CAIRO: There is no American pressure on Egypt, said Francis Ricciardone US ambassador to Egypt.
In an interview on the popular TV show, El Nas we Ana (The People and I) hosted by Hussein Fahmy, the ambassador said he only hears about this type of talk.
There is no such thing as a country controlling another these days, he said.
Dressed in semi formal attire and speaking fluent colloquial Arabic marked with an accent, Ricciardone spoke of his love of the land of the Pharaohs.
A documentary showed the ambassador as he walked down the streets of Cairo with no bodyguards, in a casual dress code – or semi formal at best – eating in popular restaurants and dancing in a concert.
The question is, is the ambassador trying to change the already-tarnished image of the US in the Egyptian streets? Most probably.
The interview mainly humanized the ambassador, detaching him from the negative connotation that is regularly associated with the US.
Besides talking about culture and other non-political issues, the ambassador also talked about his family, recalling his daughter s wedding.
While watching the interview, a family that poses itself as group of patriots born in the Nasser era gave mixed reactions. While one admired the ambassador s simplicity and approachable attitude, another angrily ridiculed his statement that denied interference in other country s affairs.

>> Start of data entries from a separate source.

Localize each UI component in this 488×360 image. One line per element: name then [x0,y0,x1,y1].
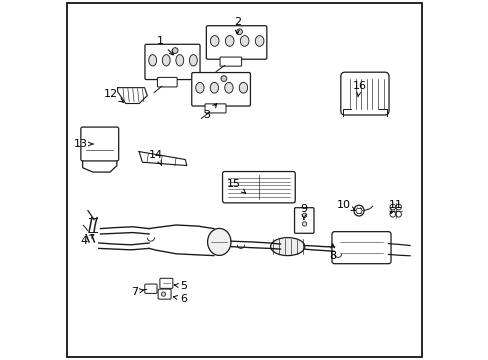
Ellipse shape [162,55,170,66]
Text: 16: 16 [352,81,366,97]
FancyBboxPatch shape [144,44,200,80]
FancyBboxPatch shape [157,77,177,87]
Circle shape [236,29,242,35]
Ellipse shape [207,229,230,256]
FancyBboxPatch shape [206,26,266,59]
Text: 14: 14 [149,150,163,165]
FancyBboxPatch shape [158,289,171,299]
Text: 12: 12 [104,89,123,102]
Text: 7: 7 [131,287,143,297]
Circle shape [161,292,165,296]
Ellipse shape [225,36,234,46]
Ellipse shape [148,55,156,66]
Text: 6: 6 [173,294,186,304]
Ellipse shape [255,36,264,46]
FancyBboxPatch shape [81,127,119,161]
Ellipse shape [240,36,248,46]
Circle shape [221,76,226,81]
Text: 15: 15 [226,179,245,193]
FancyBboxPatch shape [294,208,313,233]
Ellipse shape [210,36,219,46]
Text: 5: 5 [174,281,186,291]
Ellipse shape [224,82,233,93]
Text: 8: 8 [328,244,336,261]
Ellipse shape [210,82,218,93]
Text: 2: 2 [233,17,241,34]
Text: 13: 13 [74,139,93,149]
Circle shape [302,213,306,217]
FancyBboxPatch shape [340,72,388,115]
FancyBboxPatch shape [144,284,157,293]
Ellipse shape [189,55,197,66]
Circle shape [389,211,395,217]
Circle shape [172,48,178,54]
Text: 11: 11 [388,200,402,213]
Circle shape [302,222,306,226]
Ellipse shape [270,238,304,256]
Ellipse shape [176,55,183,66]
Circle shape [395,211,401,217]
Circle shape [395,204,401,210]
FancyBboxPatch shape [160,278,172,288]
Text: 10: 10 [336,200,355,211]
Ellipse shape [195,82,203,93]
FancyBboxPatch shape [220,57,241,66]
Text: 3: 3 [203,104,216,120]
Text: 4: 4 [81,234,94,246]
Text: 9: 9 [300,204,307,219]
Text: 1: 1 [156,36,173,55]
Ellipse shape [353,205,363,216]
FancyBboxPatch shape [331,232,390,264]
FancyBboxPatch shape [222,172,295,203]
FancyBboxPatch shape [191,73,250,106]
Circle shape [389,204,395,210]
FancyBboxPatch shape [204,104,225,113]
Ellipse shape [239,82,247,93]
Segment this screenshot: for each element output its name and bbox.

Towards the end of the interview, Fahmy asked him how he feels when some papers describe him as Napoleon Bonaparte or the Consul General – the title given to the man representing Britain during its occupation of Egypt.
There is no such thing as Napoleon or Consul General these days, the ambassador answered.
Egypt is independent . It controls its own future, he added.
Last week, the Egyptian foreign ministry criticized American condemnation of the decision to imprison four newspaper editors.
The White House expressed “deep concern over the crackdown even as US Secretary of State Condoleezza Rice was having dinner with Foreign Minister Ahmed Aboul Gheit in New York.
The White House Press Secretary Dana Perino had said Monday that “these latest decisions appear to contradict the Egyptian government s stated commitment to expand democratic rights.
“Journalists and NGOs in Egypt and elsewhere should be permitted to carry out their peaceful work in a hospitable environment free from fear of harassment, reprisal, intimidation and discrimination, she added.
A foreign ministry statement condemning the US criticism said that “the statement issued by the White House spokesperson over press freedom and civil society is interference in our domestic affairs that is unacceptable to Egypt.
Fending off accusations of American intervention in Egyptian local affairs, the ambassador told Fahmy, Any pressure comes from within the country itself, from the Egyptians themselves.
Noting the role of media in eliminating extremism, wars and misunderstandings, the ambassador said he is optimistic about Egypt s future.